North Carolina’s state pension plan is prepared to weather another recession, a Pew Charitable Trusts stress test says.
North Carolina has the sixth best-funded state pension plan in the nation. It boasted a 90.7% funded ratio in 2017, leaping over the 73% national average for state and local pensions in 2018, according to Public Plans Data.
But North Carolina is a rarity. Only two states have almost fully funded their plans, while others have achieved notoriety for the insolvency of their plans. The pension hole for U.S. cities and states rivals the size of Germany’s economy, says Moody’s Investors Service, which estimated underfunding at $4.4 trillion.
“We’re thankful that we’re one of the most secure pension plans in the U.S,” State Treasurer Dale Folwell said Tuesday, Dec. 3, in his monthly “Ask Me Anything.” “For our participants, behind their health and faith and family, the two most important things in their life are the safety and security and stability of the state pension plan and health plan.”
But that rosy percentage often hides a grimmer reality, says Christopher Burnham, Institute for Pension Fund Integrity president.

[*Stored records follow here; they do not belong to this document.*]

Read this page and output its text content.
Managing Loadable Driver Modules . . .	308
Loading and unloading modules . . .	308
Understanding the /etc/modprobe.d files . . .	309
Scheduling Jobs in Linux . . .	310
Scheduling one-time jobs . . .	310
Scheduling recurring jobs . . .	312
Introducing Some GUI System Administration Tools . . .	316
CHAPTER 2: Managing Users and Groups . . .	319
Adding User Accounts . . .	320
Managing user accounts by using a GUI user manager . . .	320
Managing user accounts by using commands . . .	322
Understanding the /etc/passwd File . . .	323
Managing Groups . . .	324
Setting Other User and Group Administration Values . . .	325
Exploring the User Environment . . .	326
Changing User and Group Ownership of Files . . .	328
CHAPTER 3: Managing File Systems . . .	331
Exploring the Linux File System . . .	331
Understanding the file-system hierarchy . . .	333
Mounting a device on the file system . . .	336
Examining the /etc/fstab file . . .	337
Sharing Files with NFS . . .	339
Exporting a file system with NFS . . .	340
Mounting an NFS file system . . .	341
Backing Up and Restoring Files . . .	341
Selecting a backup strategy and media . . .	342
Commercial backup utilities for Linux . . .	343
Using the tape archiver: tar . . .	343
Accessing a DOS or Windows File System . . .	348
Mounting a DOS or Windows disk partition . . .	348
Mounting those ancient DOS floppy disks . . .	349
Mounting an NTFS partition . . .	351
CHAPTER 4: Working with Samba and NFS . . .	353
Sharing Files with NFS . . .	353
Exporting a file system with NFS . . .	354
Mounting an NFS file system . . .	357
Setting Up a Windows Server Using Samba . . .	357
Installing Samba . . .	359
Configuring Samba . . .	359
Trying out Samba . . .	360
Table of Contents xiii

Most states calculate those funding ratios with a pernicious optimism. If states inflate their assumed rate of returns on investments, they can pretend the pension is far more funded than it actually is.
“It’s a gimmick to balance the budget,” Burnham said. “The higher we put the assumed rate of return, the less money the legislature has to appropriate into the pension fund every year.”
This lets legislators make funding pensions tomorrow’s problem.
“It kicks the unfunded liability can down the road,” Burnham said. “It threatens the integrity of the funding for our state troopers, our teachers, our hard-working state employees. It also does a disadvantage to the taxpayer, who is going to have to pay an ever-increasing liability down the road.”
North Carolina set its ARR at 7% — a benchmark it hasn’t made for the past 20 years, and stands only half a chance at meeting in the next two decades.
Folwell has lowered the ARR twice. He deflated it until it dropped well below the 7.3% average ARR for public funds, according to a survey by the National Association of Retirement Administrators. He would like to lower it again, but such a move would have consequences.
Even shaving 0.05% from the ARR would gouge tens of millions of dollars from the General Assembly, as well as from county and city governments.
“We would love to be able to lower the ARR,” Folwell said. “But that becomes extremely difficult. You’re raising property taxes on some communities as they are losing population. That’s exactly not the trend you want to establish.”
The libertarian Reason Foundation recommends driving the ARR toward 6%, said Zachary Christensen, Reason Foundation senior policy analyst.
“That’s a big ask. It sounds so simple, but you’re saying that whatever you’re paying into the pension plan now, you’re going to be paying more next year,” Christensen said. “That’s a big deal. … But you’re reducing the risk of huge unfunded liabilities and reaching insolvency.”
Christensen credits North Carolina’s top ranking to the state’s foresight in reducing its ARR and its risk.
“It’s one of the better funded plans in the country, and it’s in a much better position,” said Jean-Pierre Aubry, Center for Retirement Research at Boston College associate director of state and local research. “But it faces all of the other challenges facing pension plans today.”
State pensions across the country are grappling with the Federal Reserve’s policy of suppressing interest rates. Since the Great Recession, the Federal Reserve has poured money into squashing interest rates. It hasn’t raised interest rates since 2006 — the same year people first tweeted.
“Low interest rates are really good for families and businesses and everyday living,” Folwell said. “But they are really harming the fundedness of these pension plans. So much of the money is sitting in things that just don’t earn interest.”
All pension plans suffered during the Great Recession, and many were forced to invest in more risky assets. But North Carolina is an example of a plan that emerged from the recession without collapsing into a pension crisis.
“It’s important to recognize that there’s ways to manage these systems effectively, though the bulk of states don’t follow these approaches,” said David Draine, Pew Charitable Trusts senior officer.